Description:
This is a DIY home automation project to use a touch panel to control mains lights.
I am using a Capacitive Touch Breakout board for the AT42QT1010 touch sensor IC (see references below).
I need to send it's output over a long cable to an existing relay module. The basic circuit is shown below:
simulate this circuit – Schematic created using CircuitLab
The relay module inputs are described as:
Principle of operation of low-voltage push-buttons: manual input
channel is a TTL level (with +5 V and a current of several
milliamperes), which expects a circuit to a common signal GND. Channel
input is considered activated in a moment when button is pressed. At
the same time, channel input is deactivated when button is released.
So it is required to use pushbuttons without fixation and with
normally open contacts
The above touch IC is perfect for feeding into the relay module as it has a momentary output.
I've built a breadboard implementation that works as expected but in the real world the relay module itself will be up to a max of 25-30 meters away and the touch panels with the AT42QT1010 will be in a wall in a room.
My question/problem is:
What is the best practice way to reliably transmit the touch IC output signal over cable lengths of up to 30 meters and to ensure no false triggers at the relay end from inductance and other interference from mains cables and storms (and ideally how to protect the touch sensor circuit and the relay module input from said issues)?
References:
Edits:
1: I should have noted that this diagram is drawn from memory and just an illustration of the two distinct components and how I currently connect them – the config of the transistor switch was how I currently test the system on the breadboard and is open to be changed to handle the long cable issue.
- The mains lamp is shown for illustrative purposes as that is what I expect the relays to switch in the future.
3: The relay module is an 8 channel device – the input shown doesn't directly drive the relay – there is internal circuitry that does that-the spec says the input is TTL 5v level.
Best Answer
For a cable this long you can transmit current signal instead of voltage.
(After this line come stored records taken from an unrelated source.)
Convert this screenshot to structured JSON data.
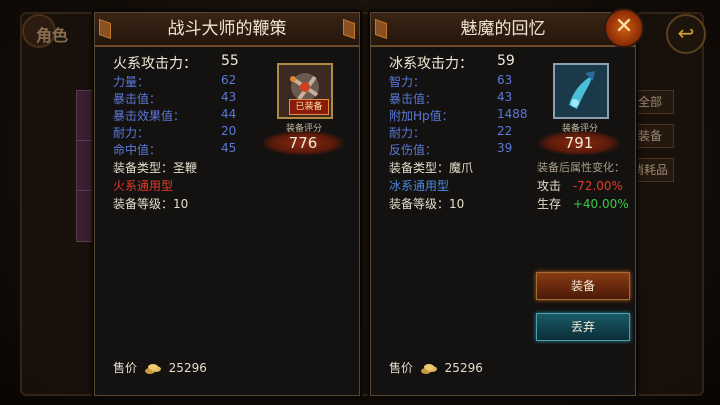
{
  "background": {
    "title": "角色",
    "tabs": [
      "全部",
      "装备",
      "消耗品"
    ]
  },
  "left_item": {
    "name": "战斗大师的鞭策",
    "attack_label": "火系攻击力：",
    "attack_value": "55",
    "stats": [
      {
        "label": "力量：",
        "value": "62"
      },
      {
        "label": "暴击值：",
        "value": "43"
      },
      {
        "label": "暴击效果值：",
        "value": "44"
      },
      {
        "label": "耐力：",
        "value": "20"
      },
      {
        "label": "命中值：",
        "value": "45"
      }
    ],
    "type_line": "装备类型：圣鞭",
    "class_line": "火系通用型",
    "level_line": "装备等级：10",
    "equipped_badge": "已装备",
    "score_label": "装备评分",
    "score": "776",
    "price_label": "售价",
    "price": "25296"
  },
  "right_item": {
    "name": "魅魔的回忆",
    "attack_label": "冰系攻击力：",
    "attack_value": "59",
    "stats": [
      {
        "label": "智力：",
        "value": "63"
      },
      {
        "label": "暴击值：",
        "value": "43"
      },
      {
        "label": "附加Hp值：",
        "value": "1488"
      },
      {
        "label": "耐力：",
        "value": "22"
      },
      {
        "label": "反伤值：",
        "value": "39"
      }
    ],
    "type_line": "装备类型：魔爪",
    "class_line": "冰系通用型",
    "level_line": "装备等级：10",
    "score_label": "装备评分",
    "score": "791",
    "change_title": "装备后属性变化：",
    "changes": [
      {
        "label": "攻击",
        "value": "-72.00%"
      },
      {
        "label": "生存",
        "value": "+40.00%"
      }
    ],
    "price_label": "售价",
    "price": "25296"
  },
  "buttons": {
    "equip": "装备",
    "discard": "丢弃",
    "close": "✕",
    "back": "↩"
  },
  "colors": {
    "stat_blue": "#5a78d8",
    "negative": "#e03a2a",
    "positive": "#3ac84a",
    "class_fire": "#e03a2a",
    "class_ice": "#4a86e0"
  }
}
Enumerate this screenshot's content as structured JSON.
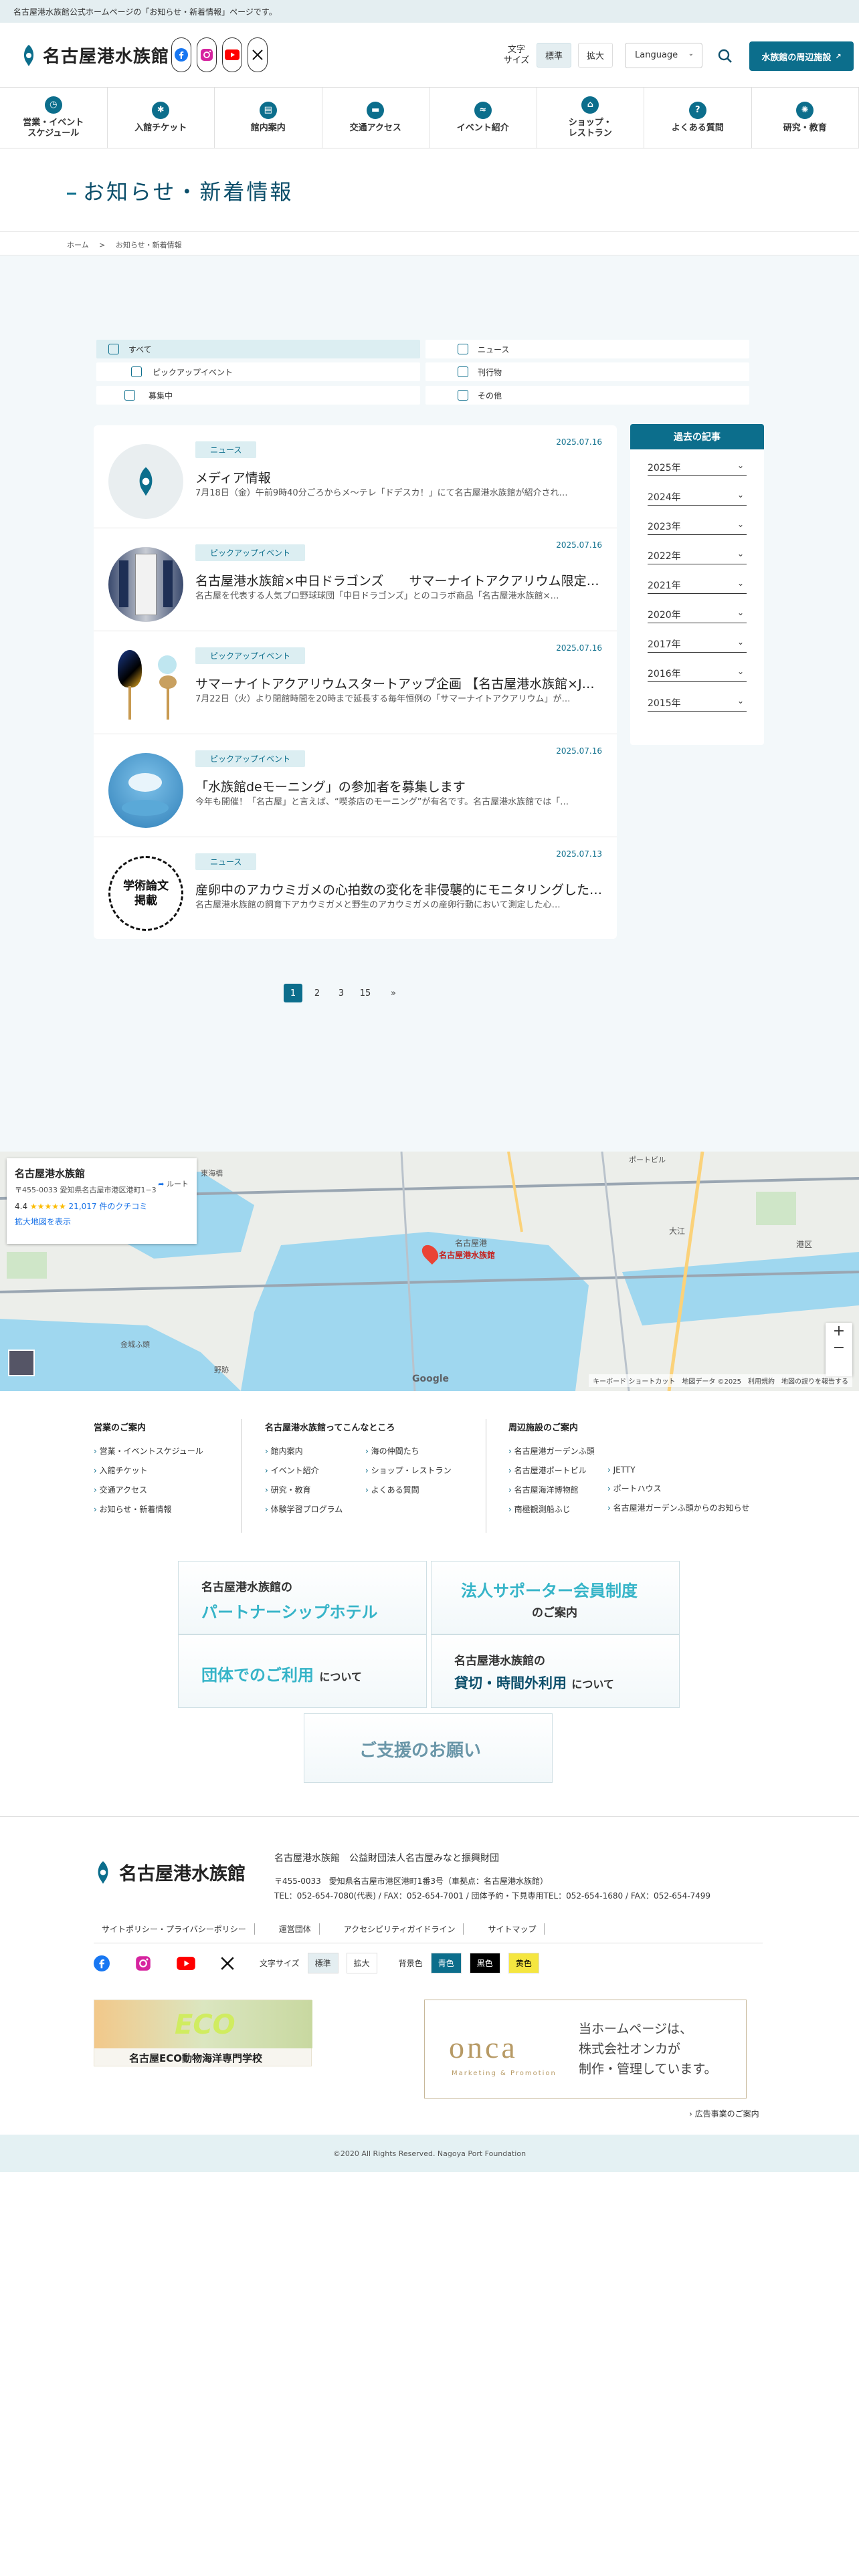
{
  "notice": "名古屋港水族館公式ホームページの「お知らせ・新着情報」ページです。",
  "header": {
    "logo_text": "名古屋港水族館",
    "font_size_label": "文字\nサイズ",
    "font_standard": "標準",
    "font_large": "拡大",
    "language": "Language",
    "nearby_button": "水族館の周辺施設"
  },
  "gnav": [
    {
      "label": "営業・イベント\nスケジュール",
      "icon": "clock-icon"
    },
    {
      "label": "入館チケット",
      "icon": "ticket-icon"
    },
    {
      "label": "館内案内",
      "icon": "map-icon"
    },
    {
      "label": "交通アクセス",
      "icon": "bus-icon"
    },
    {
      "label": "イベント紹介",
      "icon": "dolphin-icon"
    },
    {
      "label": "ショップ・\nレストラン",
      "icon": "shop-icon"
    },
    {
      "label": "よくある質問",
      "icon": "question-icon"
    },
    {
      "label": "研究・教育",
      "icon": "research-icon"
    }
  ],
  "page_title": "お知らせ・新着情報",
  "breadcrumb": [
    "ホーム",
    ">",
    "お知らせ・新着情報"
  ],
  "categories": [
    {
      "label": "すべて",
      "active": true
    },
    {
      "label": "ニュース",
      "active": false
    },
    {
      "label": "ピックアップイベント",
      "active": false
    },
    {
      "label": "刊行物",
      "active": false
    },
    {
      "label": "募集中",
      "active": false
    },
    {
      "label": "その他",
      "active": false
    }
  ],
  "articles": [
    {
      "date": "2025.07.16",
      "category": "ニュース",
      "title": "メディア情報",
      "desc": "7月18日（金）午前9時40分ごろからメ～テレ「ドデスカ！」にて名古屋港水族館が紹介され…"
    },
    {
      "date": "2025.07.16",
      "category": "ピックアップイベント",
      "title": "名古屋港水族館×中日ドラゴンズ　　サマーナイトアクアリウム限定…",
      "desc": "名古屋を代表する人気プロ野球球団「中日ドラゴンズ」とのコラボ商品「名古屋港水族館×…"
    },
    {
      "date": "2025.07.16",
      "category": "ピックアップイベント",
      "title": "サマーナイトアクアリウムスタートアップ企画 【名古屋港水族館×J…",
      "desc": "7月22日（火）より閉館時間を20時まで延長する毎年恒例の「サマーナイトアクアリウム」が…"
    },
    {
      "date": "2025.07.16",
      "category": "ピックアップイベント",
      "title": "「水族館deモーニング」の参加者を募集します",
      "desc": "今年も開催！「名古屋」と言えば、“喫茶店のモーニング”が有名です。名古屋港水族館では「…"
    },
    {
      "date": "2025.07.13",
      "category": "ニュース",
      "title": "産卵中のアカウミガメの心拍数の変化を非侵襲的にモニタリングした…",
      "desc": "名古屋港水族館の飼育下アカウミガメと野生のアカウミガメの産卵行動において測定した心…"
    }
  ],
  "thumb5_text": "学術論文\n掲載",
  "archive": {
    "title": "過去の記事",
    "years": [
      "2025年",
      "2024年",
      "2023年",
      "2022年",
      "2021年",
      "2020年",
      "2017年",
      "2016年",
      "2015年"
    ]
  },
  "pagination": [
    "1",
    "2",
    "3",
    "15",
    "»"
  ],
  "map": {
    "name": "名古屋港水族館",
    "address": "〒455-0033 愛知県名古屋市港区港町1−3",
    "route": "ルート",
    "rating": "4.4",
    "stars": "★★★★★",
    "reviews": "21,017 件のクチコミ",
    "enlarge": "拡大地図を表示",
    "pin_label": "名古屋港水族館",
    "footer": "キーボード ショートカット　地図データ ©2025　利用規約　地図の誤りを報告する",
    "labels": [
      "大江",
      "名古屋港",
      "港区",
      "ポートビル",
      "金城ふ頭",
      "野跡",
      "東海橋"
    ]
  },
  "footer_sections": [
    {
      "title": "営業のご案内",
      "items": [
        "営業・イベントスケジュール",
        "入館チケット",
        "交通アクセス",
        "お知らせ・新着情報"
      ]
    },
    {
      "title": "名古屋港水族館ってこんなところ",
      "items": [
        "館内案内",
        "イベント紹介",
        "研究・教育",
        "体験学習プログラム"
      ],
      "items2": [
        "海の仲間たち",
        "ショップ・レストラン",
        "よくある質問"
      ]
    },
    {
      "title": "周辺施設のご案内",
      "items": [
        "名古屋港ガーデンふ頭",
        "名古屋港ポートビル",
        "名古屋海洋博物館",
        "南極観測船ふじ"
      ],
      "items2": [
        "JETTY",
        "ポートハウス",
        "名古屋港ガーデンふ頭からのお知らせ"
      ]
    }
  ],
  "banners": [
    {
      "l1": "名古屋港水族館の",
      "l2": "パートナーシップホテル",
      "l3": ""
    },
    {
      "l1": "",
      "l2": "法人サポーター会員制度",
      "l3": "のご案内"
    },
    {
      "l1": "",
      "l2": "団体でのご利用",
      "l3": "について"
    },
    {
      "l1": "名古屋港水族館の",
      "l2": "貸切・時間外利用",
      "l3": "について"
    },
    {
      "l1": "",
      "l2": "ご支援のお願い",
      "l3": ""
    }
  ],
  "footer": {
    "logo_text": "名古屋港水族館",
    "org": "名古屋港水族館　公益財団法人名古屋みなと振興財団",
    "addr1": "〒455-0033　愛知県名古屋市港区港町1番3号（車拠点：名古屋港水族館）",
    "addr2": "TEL：052-654-7080(代表) / FAX：052-654-7001 / 団体予約・下見専用TEL：052-654-1680 / FAX：052-654-7499",
    "links": [
      "サイトポリシー・プライバシーポリシー",
      "運営団体",
      "アクセシビリティガイドライン",
      "サイトマップ"
    ],
    "font_size": "文字サイズ",
    "font_standard": "標準",
    "font_large": "拡大",
    "bg_color": "背景色",
    "bg_options": [
      "青色",
      "黒色",
      "黄色"
    ],
    "eco_school": "名古屋ECO動物海洋専門学校",
    "onca_logo": "onca",
    "onca_sub": "Marketing & Promotion",
    "onca_text": "当ホームページは、\n株式会社オンカが\n制作・管理しています。",
    "ad_guide": "広告事業のご案内",
    "copyright": "©2020 All Rights Reserved. Nagoya Port Foundation"
  },
  "colors": {
    "primary": "#0c6e8c",
    "accent_light": "#dceef2",
    "banner_text": "#36b4c8"
  }
}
This will be much more immune to noise. This approach is used in MIDI, for example. On the sensor side, use a transistor to drive 5V thru 220 Ohm resistor into the line. On the receiving side, connect a optocoupler LED to the line, so it will light up when you transmit a HIGH level. When optocoupler LED is on, the transistor opens and pulls the output to LOW.
This will also isolate your devices, which is a good thing for safety.